02/LegalTech
Todos los insightsEl stack tecnológico mínimo de un área legal moderna
No hace falta una plataforma para todo. Hace falta saber dónde vive la información y quién la mantiene.
Por Felipe Besnier / / 2 min de lectura

La conversación sobre tecnología legal tiende a ir hacia las plataformas grandes. En la práctica, la mayoría de los equipos obtiene más resultado ordenando cuatro capas básicas que comprando un sistema integral que tardará dos años en implementarse.
La primera capa es la entrada del trabajo. Un único punto por donde llegan las solicitudes, con la información mínima estructurada. Puede ser un formulario simple conectado a una hoja de cálculo. Lo importante no es la sofisticación, es que exista un solo canal y que quede registro. Sin esto, ninguna otra capa funciona, porque no hay dato que gestionar.
La segunda es el repositorio documental. Un lugar donde los documentos vivan con una estructura predecible y una convención de nombres que la gente respete. Suena elemental y es donde más tiempo se pierde a diario. Un equipo que dedica quince minutos al día a buscar archivos pierde más de una semana al año por persona.
La tercera es la gestión del trabajo en curso: saber qué está abierto, con quién y en qué estado. Puede ser un tablero, puede ser una herramienta especializada. La decisión relevante no es cuál, sino que sea una sola y que refleje la realidad. Dos sistemas parciales son peores que uno imperfecto.
La cuarta es la capa de conocimiento: criterios, precedentes internos, respuestas a preguntas frecuentes. Es la que más valor genera a mediano plazo y la que siempre se posterga, porque nadie tiene el problema hoy.
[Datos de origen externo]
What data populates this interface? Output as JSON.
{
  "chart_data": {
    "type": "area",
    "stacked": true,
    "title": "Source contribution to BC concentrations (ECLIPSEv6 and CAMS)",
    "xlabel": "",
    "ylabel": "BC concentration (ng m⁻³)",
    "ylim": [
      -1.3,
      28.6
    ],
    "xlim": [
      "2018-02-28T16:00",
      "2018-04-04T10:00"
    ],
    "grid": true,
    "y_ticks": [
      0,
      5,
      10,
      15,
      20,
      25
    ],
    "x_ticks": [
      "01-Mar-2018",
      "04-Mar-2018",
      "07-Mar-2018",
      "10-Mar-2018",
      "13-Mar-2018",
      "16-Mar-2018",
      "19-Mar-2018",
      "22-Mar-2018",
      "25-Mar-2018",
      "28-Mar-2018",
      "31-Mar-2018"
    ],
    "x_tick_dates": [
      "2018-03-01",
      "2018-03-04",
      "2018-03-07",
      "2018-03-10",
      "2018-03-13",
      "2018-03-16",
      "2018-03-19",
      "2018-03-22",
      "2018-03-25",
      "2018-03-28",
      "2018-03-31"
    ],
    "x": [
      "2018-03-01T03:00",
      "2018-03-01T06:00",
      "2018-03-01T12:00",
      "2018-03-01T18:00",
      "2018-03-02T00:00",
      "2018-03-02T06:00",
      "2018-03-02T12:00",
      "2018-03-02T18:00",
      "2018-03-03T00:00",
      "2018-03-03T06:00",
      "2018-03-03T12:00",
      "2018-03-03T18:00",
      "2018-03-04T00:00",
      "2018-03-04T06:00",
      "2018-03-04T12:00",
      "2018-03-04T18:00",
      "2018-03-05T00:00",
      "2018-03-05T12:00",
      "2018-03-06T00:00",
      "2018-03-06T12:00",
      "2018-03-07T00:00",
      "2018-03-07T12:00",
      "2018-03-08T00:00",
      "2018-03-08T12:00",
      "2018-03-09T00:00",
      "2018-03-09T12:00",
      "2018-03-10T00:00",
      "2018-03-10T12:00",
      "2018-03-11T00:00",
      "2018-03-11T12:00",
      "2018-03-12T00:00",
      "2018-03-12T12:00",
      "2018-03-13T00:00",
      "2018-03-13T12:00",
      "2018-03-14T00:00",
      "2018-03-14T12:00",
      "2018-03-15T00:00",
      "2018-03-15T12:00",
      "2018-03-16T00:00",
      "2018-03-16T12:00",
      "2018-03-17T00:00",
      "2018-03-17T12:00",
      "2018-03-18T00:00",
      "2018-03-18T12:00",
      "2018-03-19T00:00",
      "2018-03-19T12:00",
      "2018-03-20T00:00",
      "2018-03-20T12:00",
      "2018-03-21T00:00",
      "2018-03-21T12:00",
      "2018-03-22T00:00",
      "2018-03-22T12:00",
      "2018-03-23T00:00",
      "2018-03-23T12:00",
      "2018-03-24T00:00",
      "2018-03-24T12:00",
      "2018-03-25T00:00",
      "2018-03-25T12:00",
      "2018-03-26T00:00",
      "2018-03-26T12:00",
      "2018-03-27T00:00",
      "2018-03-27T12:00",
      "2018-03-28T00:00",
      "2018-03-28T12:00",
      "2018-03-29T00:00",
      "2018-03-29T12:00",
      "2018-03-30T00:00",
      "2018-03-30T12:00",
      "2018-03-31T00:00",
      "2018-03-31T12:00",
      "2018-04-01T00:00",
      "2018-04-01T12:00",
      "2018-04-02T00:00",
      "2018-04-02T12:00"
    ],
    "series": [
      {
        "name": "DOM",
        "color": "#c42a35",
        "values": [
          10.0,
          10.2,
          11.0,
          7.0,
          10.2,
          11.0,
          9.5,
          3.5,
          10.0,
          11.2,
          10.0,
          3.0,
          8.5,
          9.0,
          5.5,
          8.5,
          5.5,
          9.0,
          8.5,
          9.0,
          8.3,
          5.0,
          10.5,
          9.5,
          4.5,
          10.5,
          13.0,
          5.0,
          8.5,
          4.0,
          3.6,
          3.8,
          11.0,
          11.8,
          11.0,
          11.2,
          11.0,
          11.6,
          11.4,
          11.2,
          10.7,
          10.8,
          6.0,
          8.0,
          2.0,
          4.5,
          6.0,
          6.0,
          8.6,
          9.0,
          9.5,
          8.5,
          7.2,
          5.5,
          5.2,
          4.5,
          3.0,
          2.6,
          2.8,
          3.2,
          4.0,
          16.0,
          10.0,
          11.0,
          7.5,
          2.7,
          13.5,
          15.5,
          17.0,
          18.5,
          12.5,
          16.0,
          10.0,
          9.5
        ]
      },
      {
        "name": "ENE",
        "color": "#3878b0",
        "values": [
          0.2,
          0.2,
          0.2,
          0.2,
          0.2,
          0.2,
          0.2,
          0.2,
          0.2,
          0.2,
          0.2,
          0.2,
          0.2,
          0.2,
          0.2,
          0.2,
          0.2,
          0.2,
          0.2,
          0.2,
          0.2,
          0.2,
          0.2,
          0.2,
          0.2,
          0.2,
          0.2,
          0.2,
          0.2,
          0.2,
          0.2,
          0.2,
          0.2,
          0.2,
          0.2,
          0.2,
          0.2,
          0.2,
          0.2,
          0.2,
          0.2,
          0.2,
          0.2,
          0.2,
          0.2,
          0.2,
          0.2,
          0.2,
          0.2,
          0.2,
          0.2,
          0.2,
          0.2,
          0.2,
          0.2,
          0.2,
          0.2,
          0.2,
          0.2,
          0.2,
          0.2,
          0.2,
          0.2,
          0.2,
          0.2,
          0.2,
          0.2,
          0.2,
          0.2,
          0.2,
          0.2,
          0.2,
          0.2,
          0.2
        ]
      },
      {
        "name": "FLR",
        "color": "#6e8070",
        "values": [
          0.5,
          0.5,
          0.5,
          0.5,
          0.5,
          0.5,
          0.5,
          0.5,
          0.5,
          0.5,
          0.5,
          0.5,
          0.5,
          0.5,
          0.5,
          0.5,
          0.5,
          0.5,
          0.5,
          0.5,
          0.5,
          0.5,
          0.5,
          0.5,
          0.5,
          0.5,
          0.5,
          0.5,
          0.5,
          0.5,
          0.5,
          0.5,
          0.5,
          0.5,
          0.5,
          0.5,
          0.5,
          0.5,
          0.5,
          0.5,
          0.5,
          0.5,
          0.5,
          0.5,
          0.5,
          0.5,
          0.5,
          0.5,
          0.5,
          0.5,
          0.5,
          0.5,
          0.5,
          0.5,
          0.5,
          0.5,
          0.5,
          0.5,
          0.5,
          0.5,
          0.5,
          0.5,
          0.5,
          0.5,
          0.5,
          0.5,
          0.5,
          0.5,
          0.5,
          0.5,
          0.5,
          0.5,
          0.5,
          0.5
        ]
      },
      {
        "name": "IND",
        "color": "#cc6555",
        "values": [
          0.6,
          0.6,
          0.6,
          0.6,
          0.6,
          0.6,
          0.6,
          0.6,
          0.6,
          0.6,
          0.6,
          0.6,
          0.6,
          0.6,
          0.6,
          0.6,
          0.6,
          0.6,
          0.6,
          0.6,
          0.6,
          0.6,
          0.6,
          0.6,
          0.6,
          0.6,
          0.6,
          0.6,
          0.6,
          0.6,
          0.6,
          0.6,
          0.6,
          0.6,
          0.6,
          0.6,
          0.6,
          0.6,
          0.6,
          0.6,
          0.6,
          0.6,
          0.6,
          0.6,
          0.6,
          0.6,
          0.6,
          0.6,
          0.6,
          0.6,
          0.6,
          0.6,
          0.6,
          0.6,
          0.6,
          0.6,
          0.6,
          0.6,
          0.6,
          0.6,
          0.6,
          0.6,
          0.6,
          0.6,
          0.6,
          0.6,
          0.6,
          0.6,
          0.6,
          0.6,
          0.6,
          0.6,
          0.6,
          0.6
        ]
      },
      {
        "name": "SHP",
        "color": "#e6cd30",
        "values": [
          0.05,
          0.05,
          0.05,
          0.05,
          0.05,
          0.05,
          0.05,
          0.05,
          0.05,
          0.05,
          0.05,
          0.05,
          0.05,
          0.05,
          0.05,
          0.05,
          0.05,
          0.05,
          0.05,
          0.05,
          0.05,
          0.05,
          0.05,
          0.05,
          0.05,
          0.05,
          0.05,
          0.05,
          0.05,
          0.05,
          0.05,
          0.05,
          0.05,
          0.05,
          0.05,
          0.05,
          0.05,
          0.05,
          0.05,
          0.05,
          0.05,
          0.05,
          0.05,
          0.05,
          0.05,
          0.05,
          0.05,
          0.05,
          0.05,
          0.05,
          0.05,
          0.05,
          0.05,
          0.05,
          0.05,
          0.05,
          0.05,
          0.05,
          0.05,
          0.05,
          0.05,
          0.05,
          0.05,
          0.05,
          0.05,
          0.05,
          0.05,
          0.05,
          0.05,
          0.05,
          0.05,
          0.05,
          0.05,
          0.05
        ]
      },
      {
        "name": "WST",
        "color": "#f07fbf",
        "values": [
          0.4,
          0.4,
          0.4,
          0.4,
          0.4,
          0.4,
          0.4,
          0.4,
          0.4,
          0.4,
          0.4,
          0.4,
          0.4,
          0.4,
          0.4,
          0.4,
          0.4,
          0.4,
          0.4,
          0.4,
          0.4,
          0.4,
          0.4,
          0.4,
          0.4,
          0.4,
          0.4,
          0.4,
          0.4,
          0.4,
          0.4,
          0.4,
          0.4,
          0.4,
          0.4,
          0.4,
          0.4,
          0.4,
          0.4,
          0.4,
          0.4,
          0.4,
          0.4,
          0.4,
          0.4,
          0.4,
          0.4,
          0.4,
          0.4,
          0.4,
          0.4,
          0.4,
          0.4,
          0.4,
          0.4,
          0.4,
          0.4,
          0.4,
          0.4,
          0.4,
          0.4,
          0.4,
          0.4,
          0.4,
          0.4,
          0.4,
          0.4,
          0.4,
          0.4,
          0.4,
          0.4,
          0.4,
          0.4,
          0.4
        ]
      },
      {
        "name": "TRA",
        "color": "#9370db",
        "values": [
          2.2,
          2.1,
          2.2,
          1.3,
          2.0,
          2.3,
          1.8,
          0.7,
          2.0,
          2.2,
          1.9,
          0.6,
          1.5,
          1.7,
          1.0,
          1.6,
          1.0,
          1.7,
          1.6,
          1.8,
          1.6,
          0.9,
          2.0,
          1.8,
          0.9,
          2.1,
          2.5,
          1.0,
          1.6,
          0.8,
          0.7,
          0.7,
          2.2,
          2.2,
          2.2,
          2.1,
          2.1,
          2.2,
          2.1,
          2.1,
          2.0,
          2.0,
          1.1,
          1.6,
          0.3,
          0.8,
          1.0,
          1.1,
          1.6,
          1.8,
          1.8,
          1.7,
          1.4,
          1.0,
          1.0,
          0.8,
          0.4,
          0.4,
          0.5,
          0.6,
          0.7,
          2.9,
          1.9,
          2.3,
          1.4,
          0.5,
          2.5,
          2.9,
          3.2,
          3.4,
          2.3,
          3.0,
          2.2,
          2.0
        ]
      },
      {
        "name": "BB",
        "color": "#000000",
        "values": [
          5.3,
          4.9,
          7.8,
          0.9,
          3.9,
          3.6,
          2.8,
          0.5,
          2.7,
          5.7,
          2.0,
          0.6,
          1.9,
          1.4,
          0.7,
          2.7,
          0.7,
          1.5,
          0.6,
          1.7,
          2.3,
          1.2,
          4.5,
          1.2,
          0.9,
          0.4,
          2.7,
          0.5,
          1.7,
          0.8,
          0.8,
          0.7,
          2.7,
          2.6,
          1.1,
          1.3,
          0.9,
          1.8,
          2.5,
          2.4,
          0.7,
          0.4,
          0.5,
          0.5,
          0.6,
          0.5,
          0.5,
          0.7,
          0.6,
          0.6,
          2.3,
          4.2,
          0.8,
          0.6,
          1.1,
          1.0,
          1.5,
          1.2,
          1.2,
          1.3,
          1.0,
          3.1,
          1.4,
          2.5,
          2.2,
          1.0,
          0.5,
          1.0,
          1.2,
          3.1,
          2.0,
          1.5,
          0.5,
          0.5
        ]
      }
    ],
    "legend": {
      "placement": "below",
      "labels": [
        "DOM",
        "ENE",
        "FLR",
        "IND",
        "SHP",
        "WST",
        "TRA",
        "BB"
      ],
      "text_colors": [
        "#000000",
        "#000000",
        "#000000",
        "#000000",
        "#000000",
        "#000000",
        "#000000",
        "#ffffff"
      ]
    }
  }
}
También es la que hace posible que las herramientas de IA aporten algo específico en lugar de genérico.
Lo que no recomiendo es empezar por integraciones. La tentación de conectarlo todo aparece temprano y consume enormes cantidades de tiempo antes de que haya datos que valga la pena mover. Primero que cada capa funcione y tenga contenido real; después, conectar lo que duela.
Sobre el criterio de compra frente a construcción: si el proceso es común a cualquier área legal, conviene comprar. Si es específico de la organización y es parte de lo que la diferencia, puede valer la pena construirlo, asumiendo que habrá que mantenerlo. Construir algo estándar por ahorrar una licencia suele salir caro al tercer año.
Un último punto que decide más implementaciones de lo que se admite: cada capa necesita un responsable con nombre. La tecnología sin dueño se degrada sola, y la degradación es silenciosa hasta que alguien busca algo importante y no lo encuentra.